Carol was able to learn from the agency renting us the apartment of the many luggage storage locations throughout the city. Carol was leary of the whole concept. (Keep in mind she’d become leary of the whole concept of metered taxis after a couple of questionable experiences where the meters had been left off. When a Barcelona airport customer assistant tried to explain how taxis were cheaper than Uber, she was adamant to find the Uber stand.)
She Googled a storage site that was close to the apartment as well as walkable from the train station. As we approached what would be our “hood” for the next three days, Carol’s mood darkened. Closed up shops (they would open later that morning) with graffiti-covered metal doors recalled other “skeevy” areas I had booked accommodations in other cities. “It’s just the way it is around train stations, Reid.” she said.
Her mood didn’t brighten when we arrived at the luggage locker site around the corner from the apartment. We followed the instructions to rent the lockers, and when mine opened, there was a backpack already in it. Two thoughts, actually three:
1. What the actual f@#k?
2. What if the same thing happens to our lockers only with our stuff in them?
3. How would all this help lighten Carol’s mood about our stay here?
( I was pretty sure I already knew the answer to that last one.)
A locker attendant was available via intercom. She merely reconfigured our rental to another locker, without offering any explanation as to how we were able to somehow open a locker already rented to someone else, and with their stuff still in it.
We then spent the better part of the rest of the morning speculating how what had just happened to this other dude could just as easily happen to us. Needless to say, Carol kept a close eye on our luggage locator tags to make sure they weren’t on their way to Romania at some point in the day. Were we on the verge of stumbling into a remake of The Out of Towners?
But the apartment was a clean, well-lighted place.
We did catch a break when our agent texted later that we could check into the apartment at 1:30 p.m. and we were further heartened when we were able to easily recover our luggage without involving the Romanian Consulate.
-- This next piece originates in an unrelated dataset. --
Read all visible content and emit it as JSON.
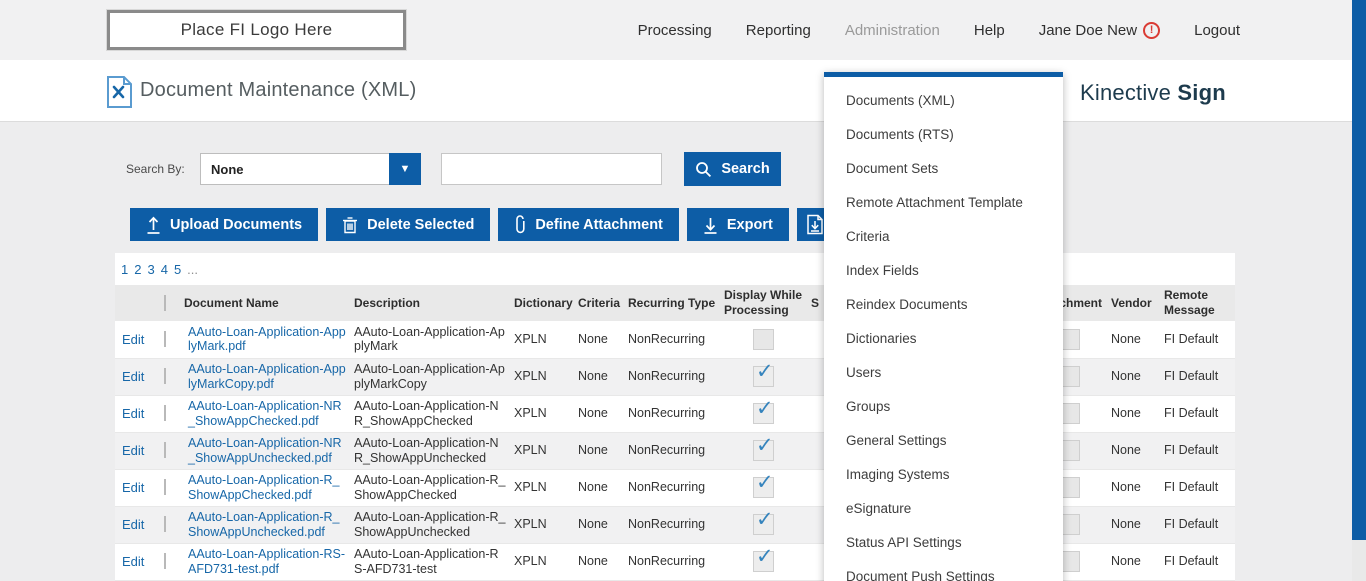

And when all the shops around our apartment had opened, removing their graffiti-covered security doors, and the neighborhood came alive with the passing by of shoppers and babies in strollers, plus the realization that we were two minutes from a metro stop, seven from the train station and less than ten from a series of rooftop restaurants collectively known as Arenas de Barcelona, Carol could affirm, “ We’re back to going to Hell again.”
Life is like a box of chocolates for us.